The other factor is, finding a way to let people “opt in” and submit while staying anonymous. As in, the mere fact of uploading requires identification in a myriad of ways even assuming there is no login or anything required. Communications come FROM an IP address. Plus have to make sure that if we leave the opt-in path “open” it isn’t maliciously abused by bad actors.

So… Like anything, this would have to be rigorously defined and the different scenarios considered.

Question 1 in my mind would be… What information are we looking for EXACTLY?

Since klipper mentions “at least 100 users should be interested”, even knowing how many are already using a feature which is not yet introduced into mainline would help a lot.

I’m in for mandatory collection of printer specs and modules loaded.

Macros however should be regarded as sensitive information.

The collected data could be made public, and the source code of the collection module should be concise and linked directly from the main documentation. People should not need an effort to find out what is done.

A GCODE command should also be provided to print out the payload for the printer.

I’m curious as to why you say that. I’m sure there are things I’m not thinking of, so made me curious.

I could see the desire if you were a company and had what you considered proprietary technology either in the macro or connected to the printer and uses the macro for interfacing.

However, this would mean that the user of this technology (customer or developer) would not be allowed to seek support from this and other groups as the macros would be exposed in the klippy.log. Of course, Klipper could be modified to prevent showing the macro, but then the user couldn’t get support because they were running a modified version of Klipper…

Again, I can see the desire for wanting this but I don’t see it being very practical with the way Klipper works.

The best course of action would be to protect the macro through copyrights, registered marks or patents.

Think about Klipper as Python, macros as the Python scripts and printed parts as the work done by the Python scripts.

The printer configuration doesn’t involve secrecy, it’s something that is obtained by reading the manual and maybe doing a couple of tests everyone would be able to do (in the context of people knowing 3D printing).
In the IP world we would say it’s not a creative, inventive activity.

The macros however involve coding (unless people copy paste them but that’s only shifting the issue to someone else). Also, some print farm may optimise them to reduce the filament waste, or shorten time, and in both cases it’s something that may keas to a competitive advantage over other print farms.

Macros are copyrighted and private stuff.
Don’t send them anywhere or sooner or later a lawyer will kill the project with damages and lawsuit. GPL may not protect in this regard, even if in theory installing klipper involves accepting the licence and all the features it provides (since source code is open).

I’m not an expert on litigation but for sure macros are private stuff which must not leave the machine.

People publishing the log files explicitly decide to publish the macros, the issue is non existent in this regard.

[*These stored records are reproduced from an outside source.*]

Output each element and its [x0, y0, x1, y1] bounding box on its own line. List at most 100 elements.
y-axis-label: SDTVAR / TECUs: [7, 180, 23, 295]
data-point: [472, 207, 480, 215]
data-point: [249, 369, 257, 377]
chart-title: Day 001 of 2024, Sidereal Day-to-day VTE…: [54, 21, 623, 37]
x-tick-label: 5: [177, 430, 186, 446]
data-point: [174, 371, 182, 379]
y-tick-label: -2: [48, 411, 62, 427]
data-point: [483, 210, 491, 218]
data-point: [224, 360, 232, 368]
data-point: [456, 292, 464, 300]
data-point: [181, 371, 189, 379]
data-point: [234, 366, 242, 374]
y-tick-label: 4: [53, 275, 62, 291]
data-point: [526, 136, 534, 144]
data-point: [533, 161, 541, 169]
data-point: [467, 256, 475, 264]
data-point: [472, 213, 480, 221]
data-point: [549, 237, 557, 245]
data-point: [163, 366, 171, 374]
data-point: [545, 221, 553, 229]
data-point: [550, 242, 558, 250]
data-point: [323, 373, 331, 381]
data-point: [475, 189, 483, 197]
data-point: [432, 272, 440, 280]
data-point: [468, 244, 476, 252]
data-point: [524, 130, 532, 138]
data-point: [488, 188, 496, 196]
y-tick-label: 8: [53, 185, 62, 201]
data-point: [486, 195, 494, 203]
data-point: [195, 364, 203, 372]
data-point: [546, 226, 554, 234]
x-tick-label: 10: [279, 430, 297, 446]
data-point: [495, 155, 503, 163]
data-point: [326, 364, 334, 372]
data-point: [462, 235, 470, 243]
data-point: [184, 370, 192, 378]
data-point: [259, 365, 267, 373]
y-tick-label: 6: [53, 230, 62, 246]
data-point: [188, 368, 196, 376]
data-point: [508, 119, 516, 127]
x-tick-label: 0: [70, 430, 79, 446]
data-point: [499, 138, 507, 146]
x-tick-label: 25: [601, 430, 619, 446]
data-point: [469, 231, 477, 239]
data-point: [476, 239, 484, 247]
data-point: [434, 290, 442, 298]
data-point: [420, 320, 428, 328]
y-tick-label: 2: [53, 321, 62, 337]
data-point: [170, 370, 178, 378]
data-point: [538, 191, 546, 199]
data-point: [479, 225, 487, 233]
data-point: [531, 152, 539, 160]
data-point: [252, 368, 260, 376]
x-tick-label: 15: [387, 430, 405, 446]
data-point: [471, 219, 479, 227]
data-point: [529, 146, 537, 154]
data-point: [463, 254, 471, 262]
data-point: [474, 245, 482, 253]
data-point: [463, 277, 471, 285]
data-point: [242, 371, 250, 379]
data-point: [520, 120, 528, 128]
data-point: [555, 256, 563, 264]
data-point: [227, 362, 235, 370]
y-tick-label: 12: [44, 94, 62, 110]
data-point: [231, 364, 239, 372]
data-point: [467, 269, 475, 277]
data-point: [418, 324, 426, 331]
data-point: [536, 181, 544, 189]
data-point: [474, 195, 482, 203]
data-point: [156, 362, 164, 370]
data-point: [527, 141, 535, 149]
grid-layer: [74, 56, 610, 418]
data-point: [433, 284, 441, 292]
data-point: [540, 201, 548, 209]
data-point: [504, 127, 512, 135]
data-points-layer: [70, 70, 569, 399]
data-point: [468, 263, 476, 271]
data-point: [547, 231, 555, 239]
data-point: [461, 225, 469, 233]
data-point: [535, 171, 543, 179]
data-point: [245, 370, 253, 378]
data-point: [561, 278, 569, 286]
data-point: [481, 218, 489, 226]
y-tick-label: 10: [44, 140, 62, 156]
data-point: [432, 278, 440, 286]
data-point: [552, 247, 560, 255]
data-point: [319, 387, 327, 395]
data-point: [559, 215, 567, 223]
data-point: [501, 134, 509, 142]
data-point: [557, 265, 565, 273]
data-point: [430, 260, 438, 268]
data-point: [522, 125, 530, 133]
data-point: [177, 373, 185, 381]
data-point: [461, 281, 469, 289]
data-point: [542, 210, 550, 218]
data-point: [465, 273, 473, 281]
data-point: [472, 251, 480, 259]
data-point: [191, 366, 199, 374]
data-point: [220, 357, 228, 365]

So, what happens in your hypothetical print farm when there is a problem?

If they remove the macro then they will have to reset the klippy.log which may or may not eliminate the problem but they may have to run their machines without their enhancements for some length of time before they can put a request here.

I’m not trying to be argumentative and I know where you’re coming from but Klipper isn’t designed to allow what you’re asking for.

I would say as Klipper is GPL v3, so it is his config and GPL v3 does not allow any combination with copyrighted material, especially not if we are talking about an intrinsic part of the software and a macro surely is.

In any case, there has to be an opt-out possibility and the super-secret print-farm can make use of it if wanted.